Набоков весьма подробно рисует историю неприспособленного к жизни мальчика, который вырастает в неприспособленного и асексуального мужчину, по воле судьбы оказавшегося еще и гениальным шахматистом. Причины его первого и второго нервных срывов стали предметом длительных споров, что говорит в пользу того, что за книгой кроется психологическая мотивировка. Роман заставляет нас задаться вопросами: почему у Лужина случаются нервные срывы? И почему в финале романа он все же сходит с ума и решает «выпасть из игры»? С одной стороны, может показаться, будто причина срывов Лужина – его эмоциональная неуравновешенность, которая берет начало в детстве и затем проявляется в одержимости шахматами. Следовательно, безумие и самоубийство Лужина в финале вызваны его неспособностью, даже после лечения, спастись от знаков завладевающего им «шахматного мира» (складная доска, Валентинов). Другой вариант: срыв Лужина на чемпионате мог быть вызван конфликтом между его новым, человеческим интересом (к будущей жене) и начинающейся шахматной паранойей; причинами паранойи и самоубийства в финале могли послужить и само лечение, и даже чрезмерные старания Лужиной способствовать лечению. Набоков тщательно выстраивает роман так, чтобы предоставить читателю широкие возможности поискать фрейдистские причины в детстве Лужина – например, почти открытый роман отца Лужина с кузиной матери или возникшая на этой почве истерия матери – да и общая неспособность родителей растить и воспитывать Лужина правильным, здоровым образом. Именно на это дисфункциональное детство психиатр Лужина, обладатель черной ассирийской бороды, и списывает лужинскую одержимость шахматами и его нервный срыв. Старания доктора выкопать эти корни заканчиваются неудачей:
«Дайте мне представить себе ваш дом… Кругом вековые деревья… Дом большой, светлый. Ваш отец возвращается с охоты…» Лужин вспомнил, как однажды отец принес толстого, неприятного птенчика, найденного в канаве. «Да», – неуверенно ответил Лужин. «Какие-нибудь подробности, – мягко попросил профессор. – Пожалуйста. Прошу вас. Меня интересует, чем вы занимались в детстве, как играли. У вас были, наверное, солдатики…» Но Лужин при этих беседах оживлялся редко. Зато мысль его, беспрестанно подталкиваемая такими расспросами, возвращалась снова и снова к области его детства [Там же: 405].
Знаковые отсылки к фрейдизму здесь видны безошибочно, как и полнейшая невосприимчивость к данному методу. Повествование снова пристально сосредотачивается на детстве Лужина, которое теперь приобретает совершенно иную значимость в его воспоминаниях, чем могло бы в психоаналитической интерпретации. Воспоминания пробуждают у него теплые чувства; даже некогда внушавшая страх гувернантка и случаи, когда она застревала между этажами в лифте, на что зачастую и надеялся Лужин, теперь вспоминаются ему с нежностью. И тем не менее, как ни странно, и даже парадоксально, его память с ее «нежным ущемлением в груди» [Там же] возвращается пустой, точно так же, как и лифт, который словно бы увез гувернантку на небеса. Ностальгия Лужина по резко оборвавшемуся детству не вернет ему память. Тот проблеск воспоминаний, который нам показывают, предполагает, что детские переживания и впечатления Лужина хотя и были необычны, но обладали ценностью и волшебством, которые – пусть они утрачены, остались в прошлом – служат в его жизни положительной величиной, а вовсе не источником невроза.
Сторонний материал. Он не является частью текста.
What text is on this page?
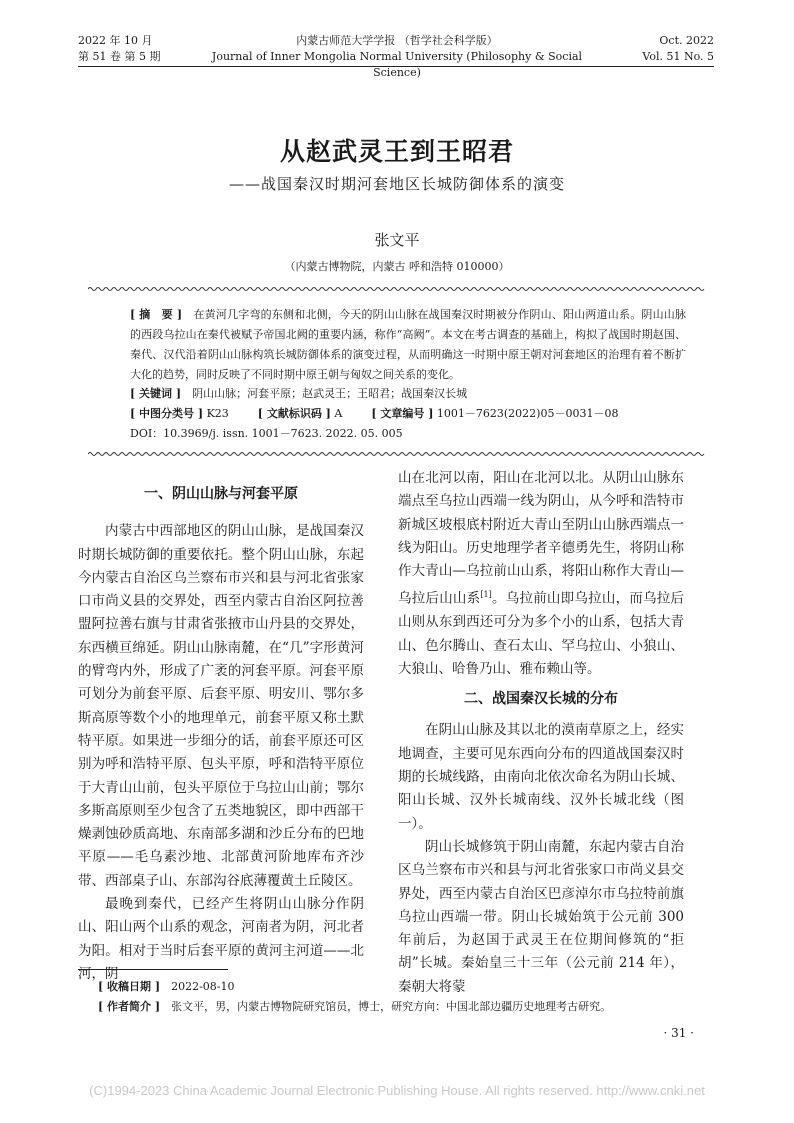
2022 年 10 月
第 51 卷 第 5 期
内蒙古师范大学学报 （哲学社会科学版）
Journal of Inner Mongolia Normal University (Philosophy & Social Science)
Oct. 2022
Vol. 51 No. 5
从赵武灵王到王昭君
——战国秦汉时期河套地区长城防御体系的演变
张文平
（内蒙古博物院，内蒙古 呼和浩特 010000）

[ 摘　要 ]　 在黄河几字弯的东侧和北侧，今天的阴山山脉在战国秦汉时期被分作阴山、阳山两道山系。阴山山脉的西段乌拉山在秦代被赋予帝国北阙的重要内涵，称作“高阙”。本文在考古调查的基础上，构拟了战国时期赵国、秦代、汉代沿着阴山山脉构筑长城防御体系的演变过程，从而明确这一时期中原王朝对河套地区的治理有着不断扩大化的趋势，同时反映了不同时期中原王朝与匈奴之间关系的变化。

[ 关键词 ]　 阴山山脉；河套平原；赵武灵王；王昭君；战国秦汉长城
[ 中图分类号 ] K23	[ 文献标识码 ] A	[ 文章编号 ] 1001－7623(2022)05－0031－08
DOI：10.3969/j. issn. 1001－7623. 2022. 05. 005

一、阴山山脉与河套平原

内蒙古中西部地区的阴山山脉，是战国秦汉时期长城防御的重要依托。整个阴山山脉，东起今内蒙古自治区乌兰察布市兴和县与河北省张家口市尚义县的交界处，西至内蒙古自治区阿拉善盟阿拉善右旗与甘肃省张掖市山丹县的交界处，东西横亘绵延。阴山山脉南麓，在“几”字形黄河的臂弯内外，形成了广袤的河套平原。河套平原可划分为前套平原、后套平原、明安川、鄂尔多斯高原等数个小的地理单元，前套平原又称土默特平原。如果进一步细分的话，前套平原还可区别为呼和浩特平原、包头平原，呼和浩特平原位于大青山山前，包头平原位于乌拉山山前；鄂尔多斯高原则至少包含了五类地貌区，即中西部干燥剥蚀砂质高地、东南部多湖和沙丘分布的巴地平原——毛乌素沙地、北部黄河阶地库布齐沙带、西部桌子山、东部沟谷底薄覆黄土丘陵区。

最晚到秦代，已经产生将阴山山脉分作阴山、阳山两个山系的观念，河南者为阴，河北者为阳。相对于当时后套平原的黄河主河道——北河，阴

山在北河以南，阳山在北河以北。从阴山山脉东端点至乌拉山西端一线为阴山，从今呼和浩特市新城区坡根底村附近大青山至阴山山脉西端点一线为阳山。历史地理学者辛德勇先生，将阴山称作大青山—乌拉前山山系，将阳山称作大青山—乌拉后山山系[1]。乌拉前山即乌拉山，而乌拉后山则从东到西还可分为多个小的山系，包括大青山、色尔腾山、查石太山、罕乌拉山、小狼山、大狼山、哈鲁乃山、雅布赖山等。

二、战国秦汉长城的分布

在阴山山脉及其以北的漠南草原之上，经实地调查，主要可见东西向分布的四道战国秦汉时期的长城线路，由南向北依次命名为阴山长城、阳山长城、汉外长城南线、汉外长城北线（图一）。

阴山长城修筑于阴山南麓，东起内蒙古自治区乌兰察布市兴和县与河北省张家口市尚义县交界处，西至内蒙古自治区巴彦淖尔市乌拉特前旗乌拉山西端一带。阴山长城始筑于公元前 300 年前后，为赵国于武灵王在位期间修筑的“拒胡”长城。秦始皇三十三年（公元前 214 年），秦朝大将蒙

[ 收稿日期 ]　 2022-08-10
[ 作者简介 ]　 张文平，男，内蒙古博物院研究馆员，博士，研究方向：中国北部边疆历史地理考古研究。
· 31 ·
(C)1994-2023 China Academic Journal Electronic Publishing House. All rights reserved. http://www.cnki.net
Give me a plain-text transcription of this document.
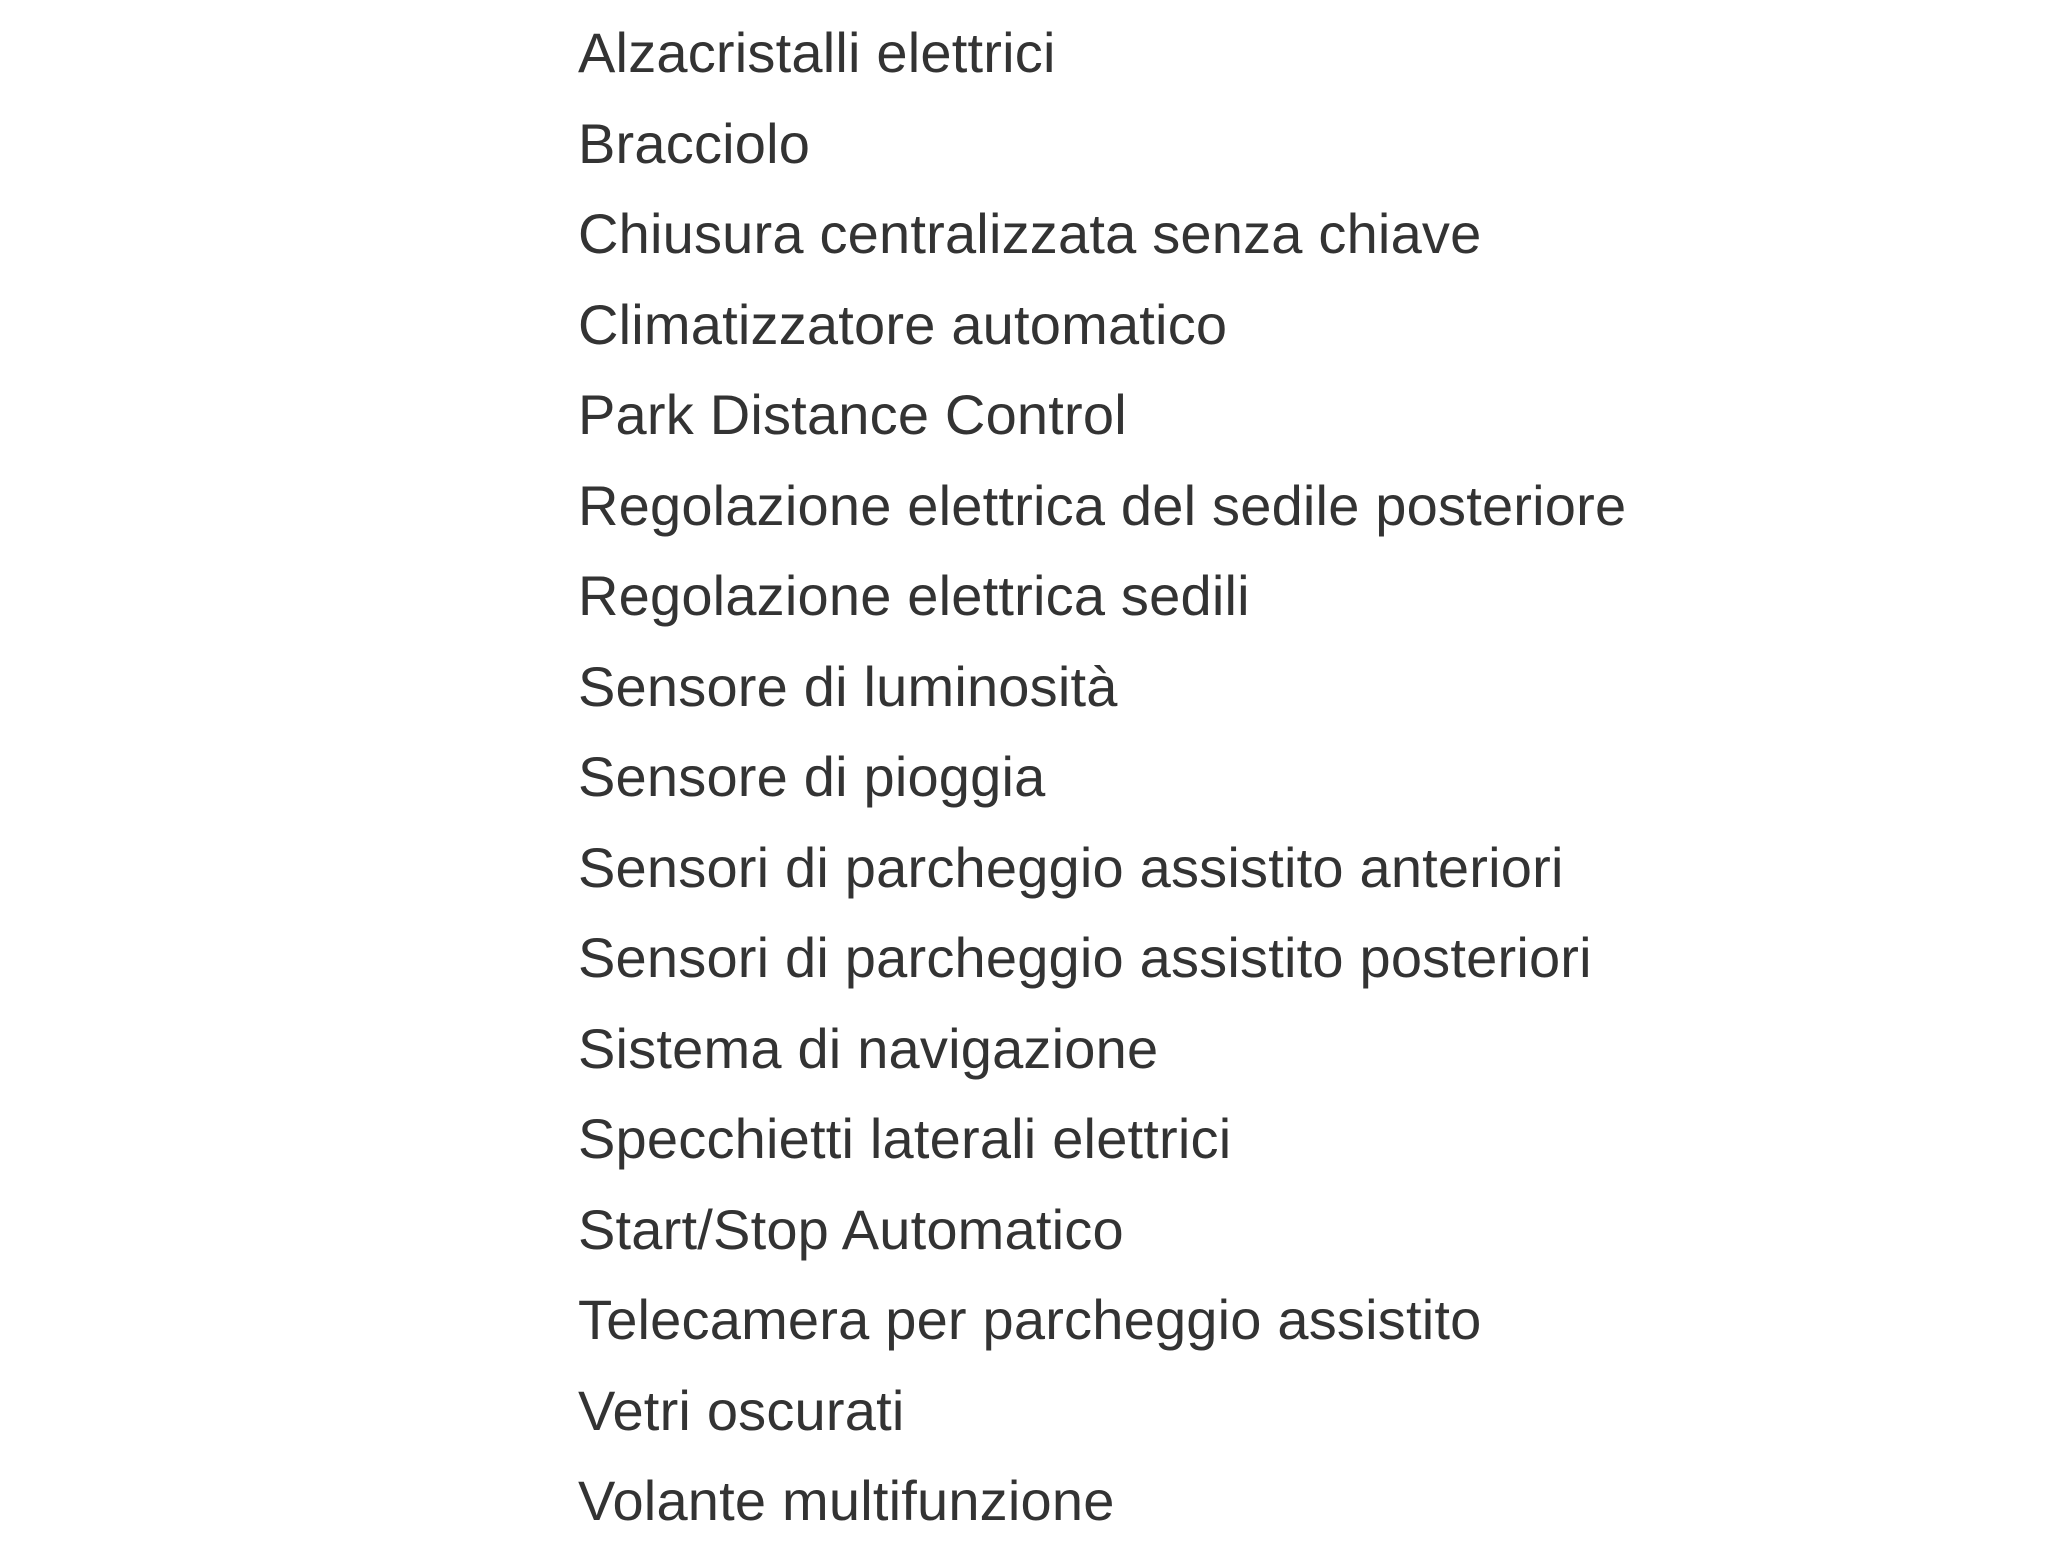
Alzacristalli elettrici
Bracciolo
Chiusura centralizzata senza chiave
Climatizzatore automatico
Park Distance Control
Regolazione elettrica del sedile posteriore
Regolazione elettrica sedili
Sensore di luminosità
Sensore di pioggia
Sensori di parcheggio assistito anteriori
Sensori di parcheggio assistito posteriori
Sistema di navigazione
Specchietti laterali elettrici
Start/Stop Automatico
Telecamera per parcheggio assistito
Vetri oscurati
Volante multifunzione
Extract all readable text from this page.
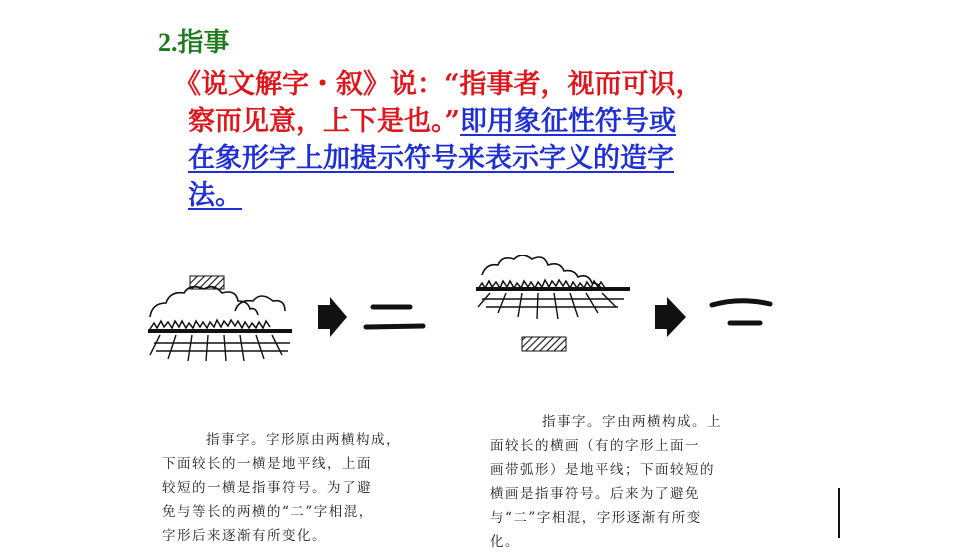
2.指事
《说文解字・叙》说：“指事者，视而可识，
察而见意，上下是也。”即用象征性符号或
在象形字上加提示符号来表示字义的造字
法。
指事字。字形原由两横构成，
下面较长的一横是地平线，上面
较短的一横是指事符号。为了避
免与等长的两横的“二”字相混，
字形后来逐渐有所变化。
指事字。字由两横构成。上
面较长的横画（有的字形上面一
画带弧形）是地平线；下面较短的
横画是指事符号。后来为了避免
与“二”字相混，字形逐渐有所变
化。
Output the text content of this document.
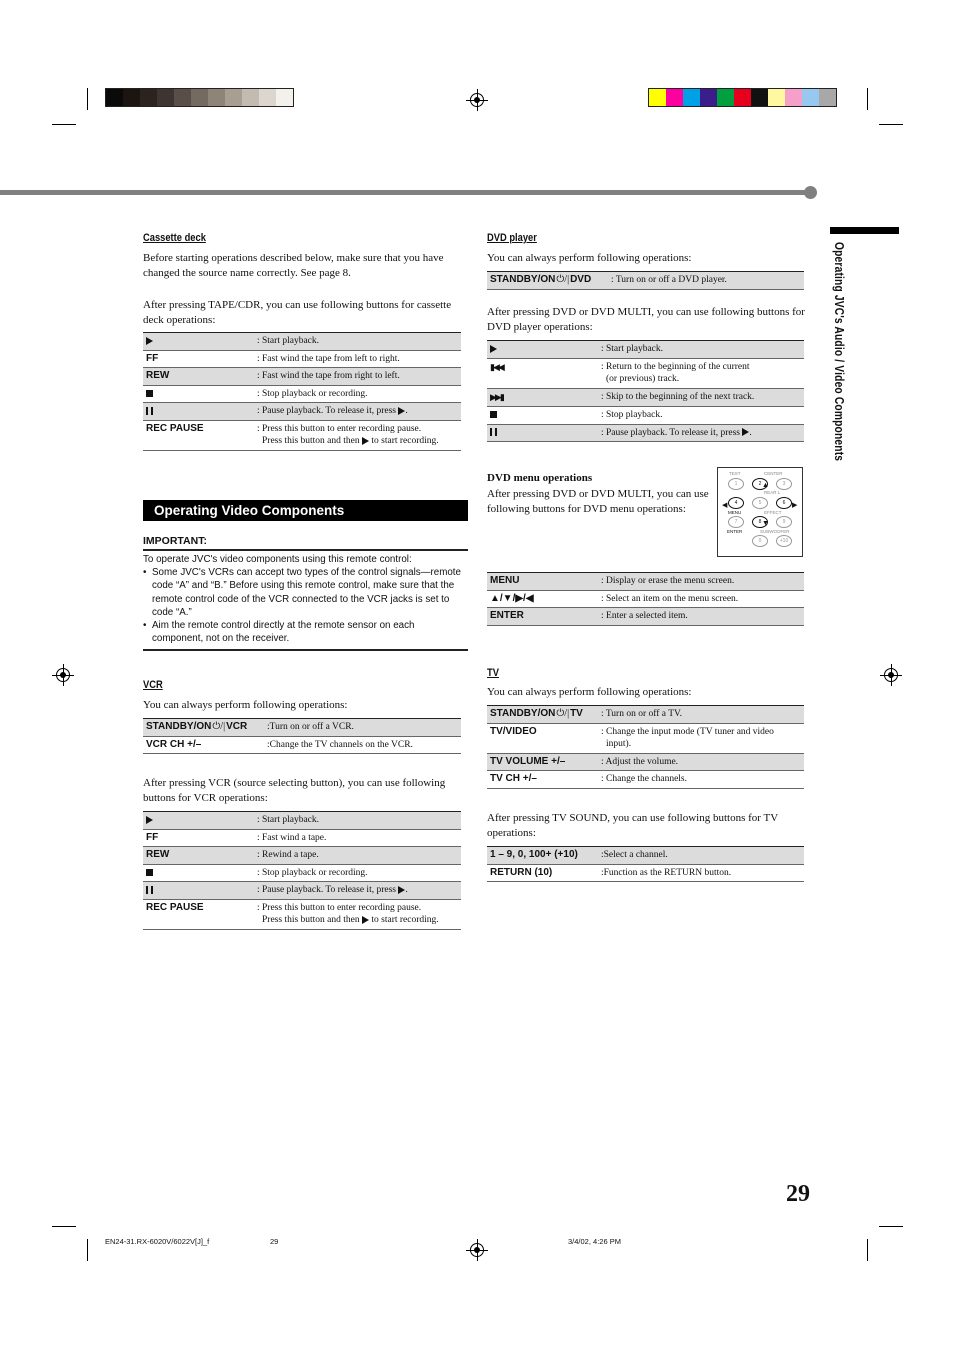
Operating JVC's Audio / Video Components
Cassette deck
Before starting operations described below, make sure that you have changed the source name correctly. See page 8.
After pressing TAPE/CDR, you can use following buttons for cassette deck operations:
	: Start playback.
FF	: Fast wind the tape from left to right.
REW	: Fast wind the tape from right to left.
	: Stop playback or recording.
	: Pause playback. To release it, press .
REC PAUSE	: Press this button to enter recording pause.
Press this button and then to start recording.
Operating Video Components
IMPORTANT:
To operate JVC's video components using this remote control:
• Some JVC's VCRs can accept two types of the control signals—remote code “A” and “B.” Before using this remote control, make sure that the remote control code of the VCR connected to the VCR jacks is set to code “A.”
• Aim the remote control directly at the remote sensor on each component, not on the receiver.
VCR
You can always perform following operations:
STANDBY/ON⏻/|VCR	:Turn on or off a VCR.
VCR CH +/–	:Change the TV channels on the VCR.
After pressing VCR (source selecting button), you can use following buttons for VCR operations:
	: Start playback.
FF	: Fast wind a tape.
REW	: Rewind a tape.
	: Stop playback or recording.
	: Pause playback. To release it, press .
REC PAUSE	: Press this button to enter recording pause.
Press this button and then to start recording.
DVD player
You can always perform following operations:
STANDBY/ON⏻/|DVD	: Turn on or off a DVD player.
After pressing DVD or DVD MULTI, you can use following buttons for DVD player operations:
	: Start playback.
▮◀◀	: Return to the beginning of the current
(or previous) track.
▶▶▮	: Skip to the beginning of the next track.
	: Stop playback.
	: Pause playback. To release it, press .
DVD menu operations
After pressing DVD or DVD MULTI, you can use following buttons for DVD menu operations:
TEST	CENTER
REAR L
MENU	EFFECT
ENTER	SUBWOOFER
1	2	3
4	5	6
7	8	9
0	+10
▲
◀	▶
▼
MENU	: Display or erase the menu screen.
▲/▼/▶/◀	: Select an item on the menu screen.
ENTER	: Enter a selected item.
TV
You can always perform following operations:
STANDBY/ON⏻/|TV	: Turn on or off a TV.
TV/VIDEO	: Change the input mode (TV tuner and video
input).
TV VOLUME +/–	: Adjust the volume.
TV CH +/–	: Change the channels.
After pressing TV SOUND, you can use following buttons for TV operations:
1 – 9, 0, 100+ (+10)	:Select a channel.
RETURN (10)	:Function as the RETURN button.
29
EN24-31.RX-6020V/6022V[J]_f	29	3/4/02, 4:26 PM
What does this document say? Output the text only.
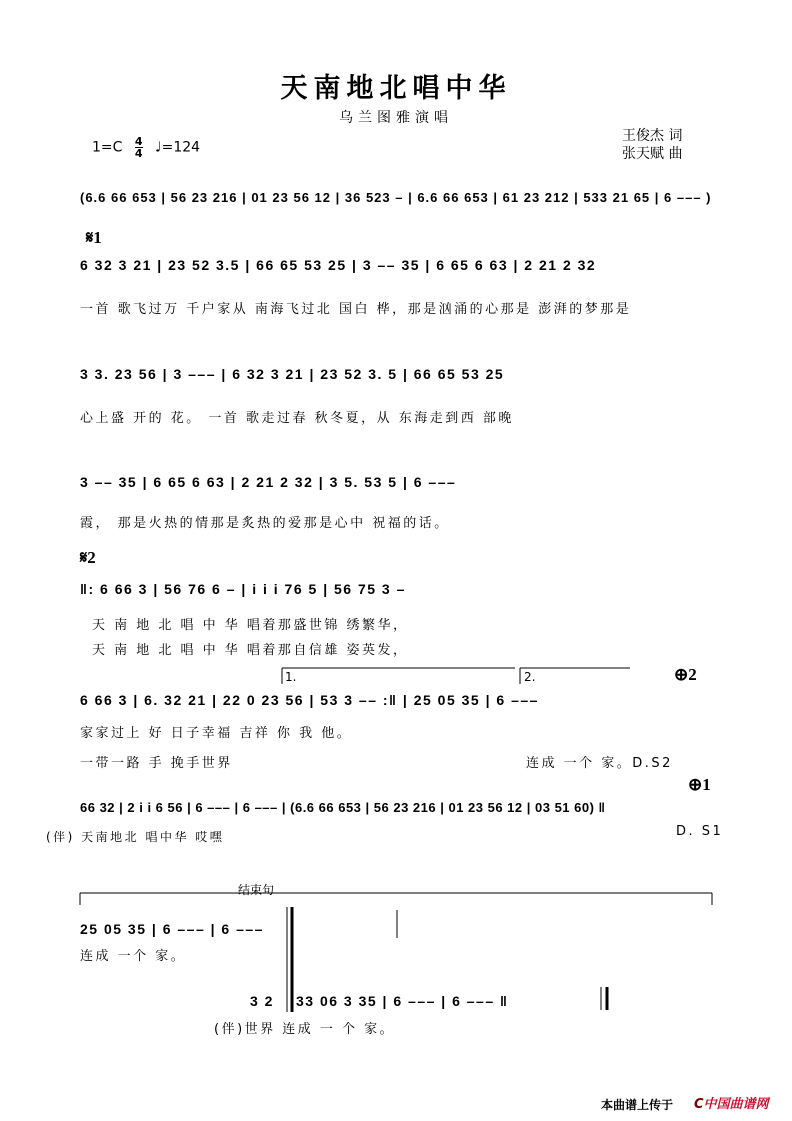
天南地北唱中华
乌兰图雅演唱
$1=C \frac{4}{4}$ ♩=124
王俊杰 词
张天赋 曲
(6.6 66 653 | 56 23 216 | 01 23 56 12 | 36 523 – | 6.6 66 653 | 61 23 212 | 533 21 65 | 6 ––– )
𝄋1
6 32 3 21 | 23 52 3.5 | 66 65 53 25 | 3 –– 35 | 6 65 6 63 | 2 21 2 32
一首 歌飞过万 千户家从 南海飞过北 国白 桦，那是汹涌的心那是 澎湃的梦那是
3 3. 23 56 | 3 ––– | 6 32 3 21 | 23 52 3. 5 | 66 65 53 25
心上盛 开的 花。 一首 歌走过春 秋冬夏，从 东海走到西 部晚
3 –– 35 | 6 65 6 63 | 2 21 2 32 | 3 5. 53 5 | 6 –––
霞， 那是火热的情那是炙热的爱那是心中 祝福的话。
𝄋2
‖: 6 66 3 | 56 76 6 – | i i i 76 5 | 56 75 3 –
天 南 地 北 唱 中 华 唱着那盛世锦 绣繁华，
天 南 地 北 唱 中 华 唱着那自信雄 姿英发，
1.	2.	⊕2
6 66 3 | 6. 32 21 | 22 0 23 56 | 53 3 –– :‖ | 25 05 35 | 6 –––
家家过上 好 日子幸福 吉祥 你 我 他。
一带一路 手 挽手世界	连成 一个 家。D.S2
⊕1
66 32 | 2 i i 6 56 | 6 ––– | 6 ––– | (6.6 66 653 | 56 23 216 | 01 23 56 12 | 03 51 60) ‖
(伴) 天南地北 唱中华 哎嘿	D. S1
结束句
25 05 35 | 6 ––– | 6 –––
连成 一个 家。
3 2 33 06 3 35 | 6 ––– | 6 ––– ‖
(伴)世界 连成 一 个 家。
本曲谱上传于 C中国曲谱网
Остальная часть романа состоит из попыток жены защитить Лужина ото всех напоминаний о шахматах, в то время как шахматный мир неуклонно, неумолимо отыскивает способ снова завладеть Лужиным, явственно становится причиной его финальной панической атаки и бегства – прыжка из окна. Таким образом читатель получает на выбор два варианта: (1) гибель Лужина вызвана шахматами, и в первую очередь его «шахматным опекуном» Валентиновым; или (2) она спровоцирована психиатром и методом, которым он лечил Лужина. Логичнее всего было бы сказать, что Набоков хотел обвинить Фрейда, чей адепт своими манипуляциями довел уязвимого персонажа до безумия: «“Ужас, страдание, уныние, – тихо говорил доктор, – вот что порождает эта изнурительная игра”. И он доказывал Лужину, что сам Лужин хорошо это знает, что Лужин не может подумать о шахматах без отвращения, и, таинственным образом тая, переливаясь и блаженно успокаиваясь, Лужин соглашался с его доводами» [ССРП 2:404]. Автор часто обращает наше внимание на «агатовые глаза» профессора и его успокаивающий тон, и поневоле задаешься вопросом, не гипнотизирует ли он Лужина («и он доказывал Лужину… Лужин… соглашался»).